Vanicek’s technique is energetic, yet bludgeoning rather than engaging; the effect is bombastic and soulless. I’ll look forward to seeing what he does next, if only in the hopes that this hamfisted bloodbath was a wrong turn made on the assumption he was giving audiences (and/or Hollywood) what they want. Evil Dead Burn is currently playing theaters nationwide.
Elsewhere in coming days, there are a host of local revivals, from the comedic to the romantic to the queer. In the first category, there are two tributes to beloved performers: On Sun/19 the Castro Theater will tip hat to late SF resident Robin Williams with both his locally-shot drag hit Mrs. Doubtfire and Spielberg’s Peter Pan spin Hook; on Thu/23 there’s a screening of La Cage aux Folles remake The Birdcage, with a live drag pre-show. Info on all three programs is here.
Tue/21 through Sun/26 the Vogue offers its own salute to Jacques Tati, the brilliant French comedian, showing three of his six features as writer/director/actor. His signature character, the bumbling and oblivious Mr. Hulot, reached an apex with 1958’s Mon Oncle, a hilarious nightmare of push-button suburban modernity. But Tati’s own artistic zenith was the subsequent Playtime, in which Hulot was but one figure in a vast ensemble. Its extraordinary, Rube Goldbergian sprawl of Buster Keaton-style visual comedy was a costly commercial flop in 1967, but is now considered one of the entire medium’s great, magical achievements. Tati’s last film (though he didn’t pass away until 1982) was 1973’s Parade, made for Swedish television—a charming if more modestly-scaled ode to the circus and his own music-hall roots. Schedule, showtimes, and ticket info are here.
Love is in the air at the Roxie with the re-release of All About Lily Chou Chou director-Shunji Iwai’s 1995 debut feature Love Letter, a wintry whimsy in which Hiroko (Miho Nakayama), a young woman who lost her fiancee in a mountain-climbing accident two years earlier, decides to write him a letter at his last-known address.
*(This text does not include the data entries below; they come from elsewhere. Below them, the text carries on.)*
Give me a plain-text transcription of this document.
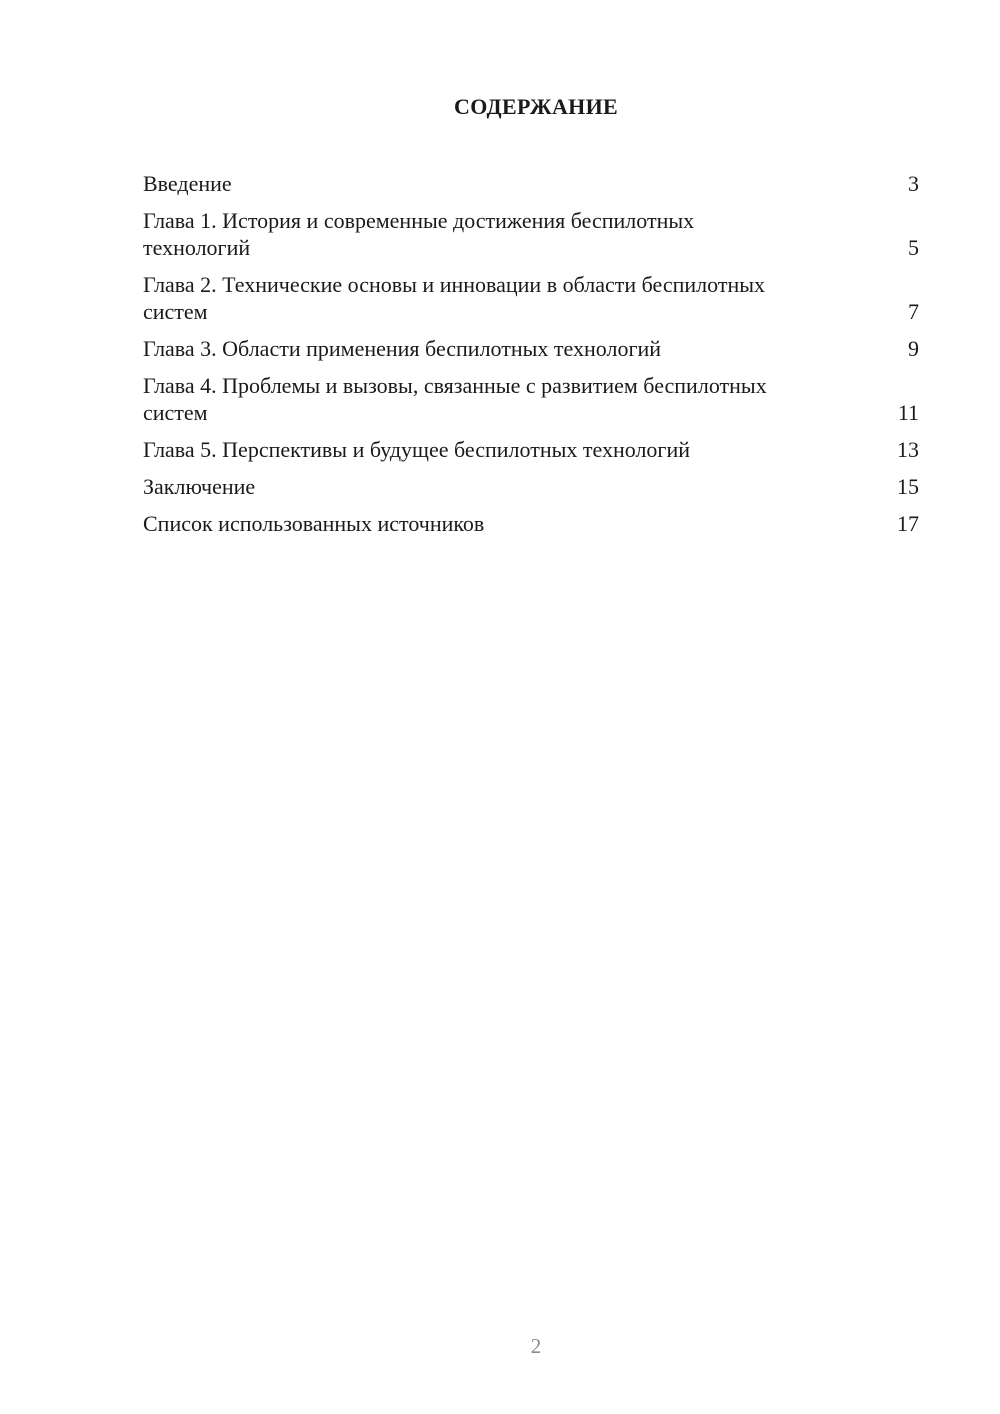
СОДЕРЖАНИЕ
Введение	3
Глава 1. История и современные достижения беспилотных технологий	5
Глава 2. Технические основы и инновации в области беспилотных систем	7
Глава 3. Области применения беспилотных технологий	9
Глава 4. Проблемы и вызовы, связанные с развитием беспилотных систем	11
Глава 5. Перспективы и будущее беспилотных технологий	13
Заключение	15
Список использованных источников	17
2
To her great surprise, that sentimental gesture gets a real world answer, from a woman with the dead man’s name—and an eerie resemblance to Hiroko. As with many a latterday Japanese romcom and/or tearjerker, this magical-realism-tinged tale is a little twee and treacly for my taste, despite its visual elegance. But it is a great favorite for many, even becoming a major hit at the time in South Korea, where for obvious historical reasons all things Japanese are generally not beloved. It opens Fri/17.
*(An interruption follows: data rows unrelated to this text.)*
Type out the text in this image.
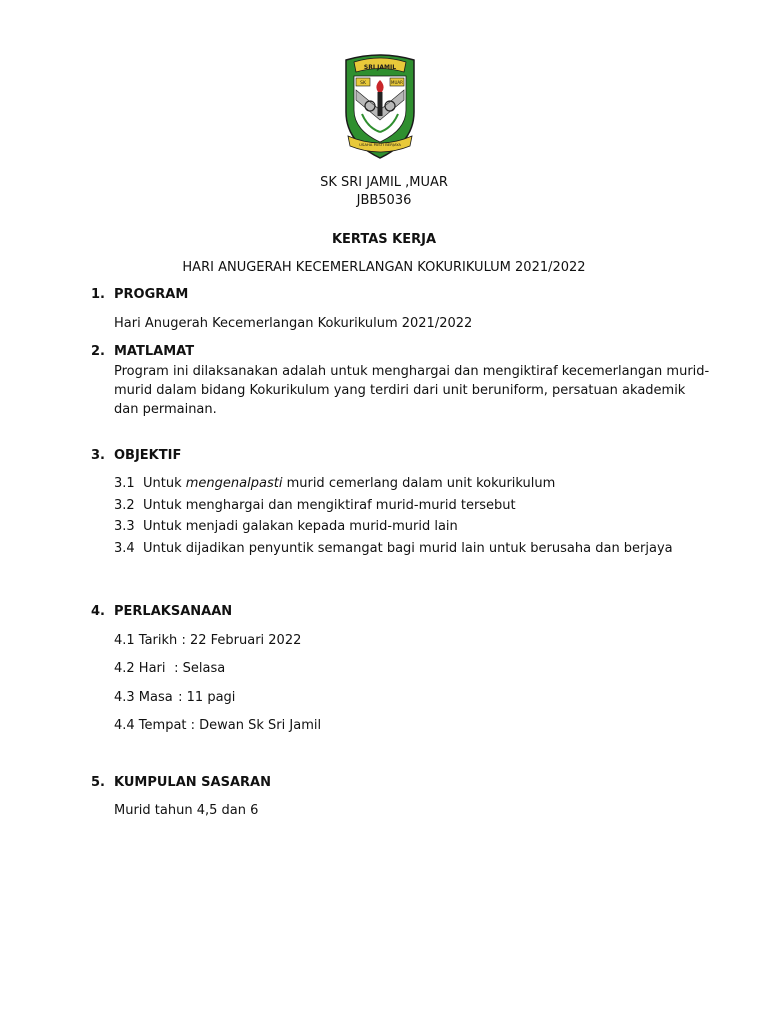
SRI JAMIL
SK	MUAR
USAHA PASTI BERJAYA
SK SRI JAMIL ,MUAR
JBB5036
KERTAS KERJA
HARI ANUGERAH KECEMERLANGAN KOKURIKULUM 2021/2022
1. PROGRAM
Hari Anugerah Kecemerlangan Kokurikulum 2021/2022
2. MATLAMAT
Program ini dilaksanakan adalah untuk menghargai dan mengiktiraf kecemerlangan murid-
murid dalam bidang Kokurikulum yang terdiri dari unit beruniform, persatuan akademik
dan permainan.
3. OBJEKTIF
3.1 Untuk mengenalpasti murid cemerlang dalam unit kokurikulum
3.2 Untuk menghargai dan mengiktiraf murid-murid tersebut
3.3 Untuk menjadi galakan kepada murid-murid lain
3.4 Untuk dijadikan penyuntik semangat bagi murid lain untuk berusaha dan berjaya
4. PERLAKSANAAN
4.1 Tarikh : 22 Februari 2022
4.2 Hari : Selasa
4.3 Masa : 11 pagi
4.4 Tempat : Dewan Sk Sri Jamil
5. KUMPULAN SASARAN
Murid tahun 4,5 dan 6
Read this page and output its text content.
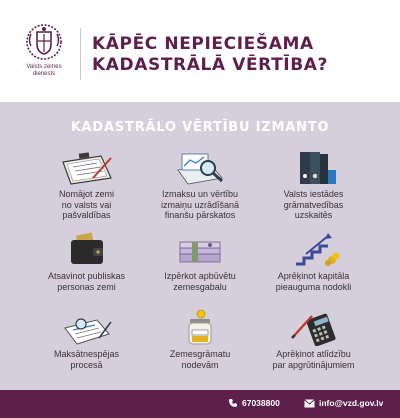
Valsts zemes
dienests
KĀPĒC NEPIECIEŠAMA
KADASTRĀLĀ VĒRTĪBA?
KADASTRĀLO VĒRTĪBU IZMANTO
Nomājot zemi
no valsts vai
pašvaldības
Izmaksu un vērtību
izmaiņu uzrādīšanā
finanšu pārskatos
Valsts iestādes
grāmatvedības
uzskaitēs
Atsavinot publiskas
personas zemi
Izpērkot apbūvētu
zemesgabalu
Aprēķinot kapitāla
pieauguma nodokli
Maksātnespējas
procesā
Zemesgrāmatu
nodevām
Aprēķinot atlīdzību
par apgrūtinājumiem
67038800	info@vzd.gov.lv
Two wildly different milestones from the U.S. independent LGBTQ+ cinema sphere are getting area showings. This Sun/19 the Roxie Theater will host a 25th anniversary showing of newly restored By Hook Or By Crook, then-SF-based writer-director-stars Harry Dodge and Silas Howard’s road-trip buddy flick. Its shaggy, seriocomic take on both genre tropes and gender norms made it an immediate, unprecedented “trans-butch queer classic.” The afternoon screening (info here) will be followed by an in-person Q&A with Dodge and producer Steak House, moderated by Jenni Olson.
On Thurs/23, Certain Women’s “Women Directors” series at the Orinda Theatre will bring Lizzie Borden’s 1983 Born in Flames. That arresting, overtly polemical debut feature is a dystopian allegory in quasi-documentary form, portraying a future in which radical women’s groups attempt overthrow an oppressive patriarchal order. It premiered a full two years before Margaret Atwood first published The Handmaid’s Tale. Also being shown is Abigail Child’s Mutiny from the same year, an entry in her experimental-shorts series Is This What You Were Looking For?—this one a joyously frenetic montage of footage showing women in almost every conceivable role and activity. Info here.